Cognitive Dissonance

Three seemingly dissonant items that all bear on a theme:
  • The fundycensors are at it again, with a new theory justifying their Bowdlerized versions of popular films. This time, they're asserting a new fair-use theory "justifying" their "editorial work" on otherwise offensive films. Leaving aside questions of bad lawyering — they had the opportunity to raise this theory already in the case, and are probably precluded from doing so; thus, they're probably sunk on both issue preclusion and law of the case — their theory that their private-sector censorship is "educational" is nothing more (or less) than censorship of someone else's intellectual property. And, although this article in the Chicago Tribune doesn't say so, clearly a rejection of the rule of law in favor of their idea of a "Bible-thumpers' civil disobedience privilege"... red-blooded (or, at least, red-stated) Americans that they are.
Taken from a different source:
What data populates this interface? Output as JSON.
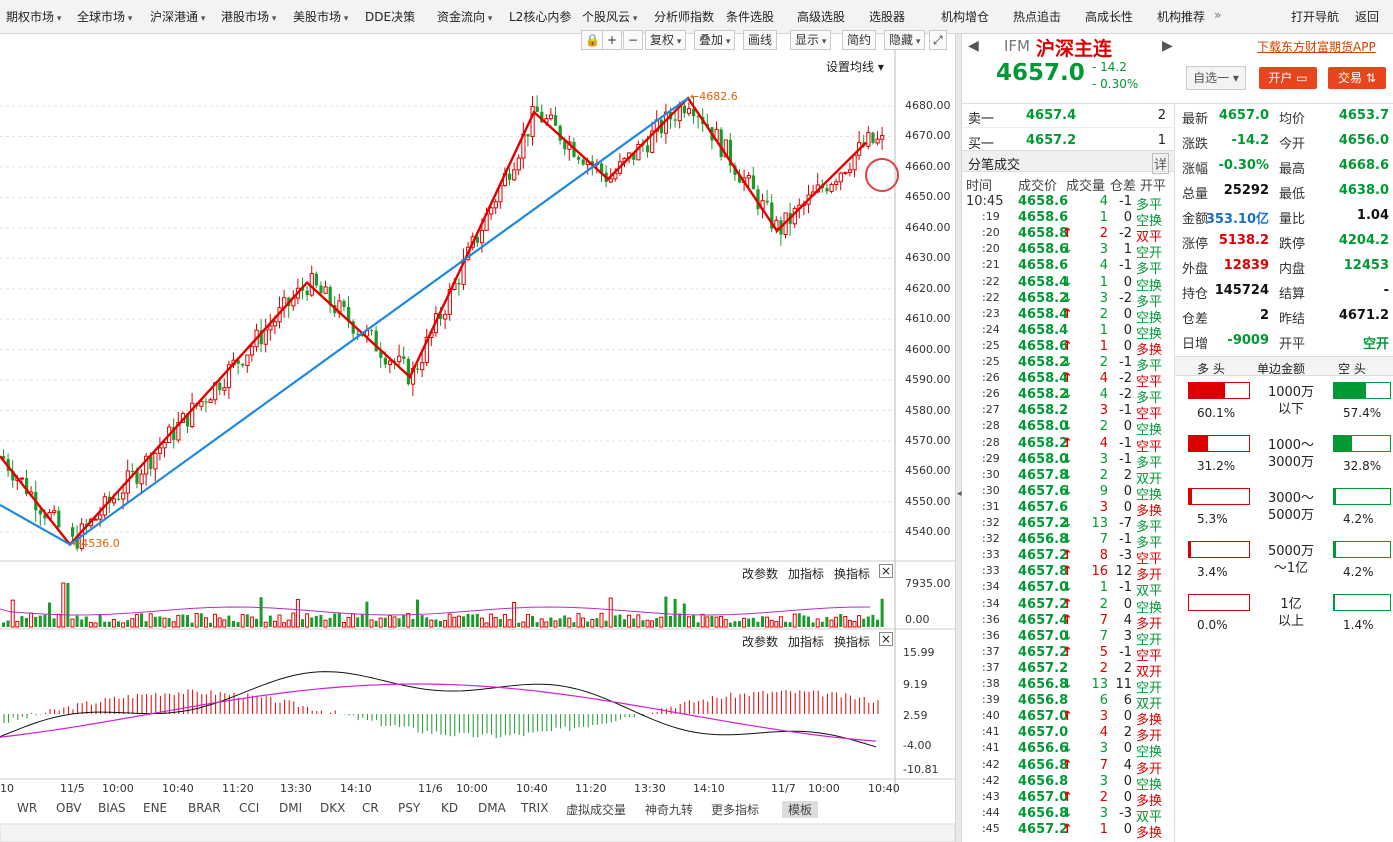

  • A biennial prize established in the UK for an author's body of work — think of it as the commercialized English-language-only version of the Nobel Prize for Literature — has announced a shortlist of fifteen authors. It's rather amusing, actually, to see how various MSM outlets are covering this. The BBC, for example, goes for the Joe Friday approach, while an equally short release in the Grauniad is both more publicity-oriented and subtly judgmental.
  • Last, and far from least, there's a story that I can't link to (it's in Salon, behind its intellectually dishonest "ad wall"), on the recent Dylan Hears a Who parody. In short, music producer Kevin Evans made up a set of six Seuss tales as if they had been sung by the 1960s Bob Dylan. Dr Seuss Enterprises llp objected, probably on the basis of the (unsound) opinion in the Dr Juice case (of which more anon). Evans has since taken down his mildly amusing parodies.

The common theme here is cognitive dissonance, and the relationship between cognitive dissonance and parody. Bluntly, the courts in the US have gotten "parody" wrong, largely by ignoring what literary theory has taught over the last hundred years concerning the interrelationship between content and context. The first item epitomizes people who try to use legalistic rationales as post hoc rationalizations for their inimical (and, IMNSHO, unlawful) activities. I wonder what a "strict constructionist" would say about their redefinition of "educational"? And would it be acceptable, to them, to apply the same method to biblical interpretation? The second item demonstrates a slightly different cognitive dissonance: The close correspondence between the ethnic/personal characteristics of the fifteen nominated authors and the ethnic/personal characteristics of what passes for a canon of late-twentieth-century literature in English. Since the third item is itself about cognitive dissonance, I don't think I need to say much more. But, of course, I will. Eventually.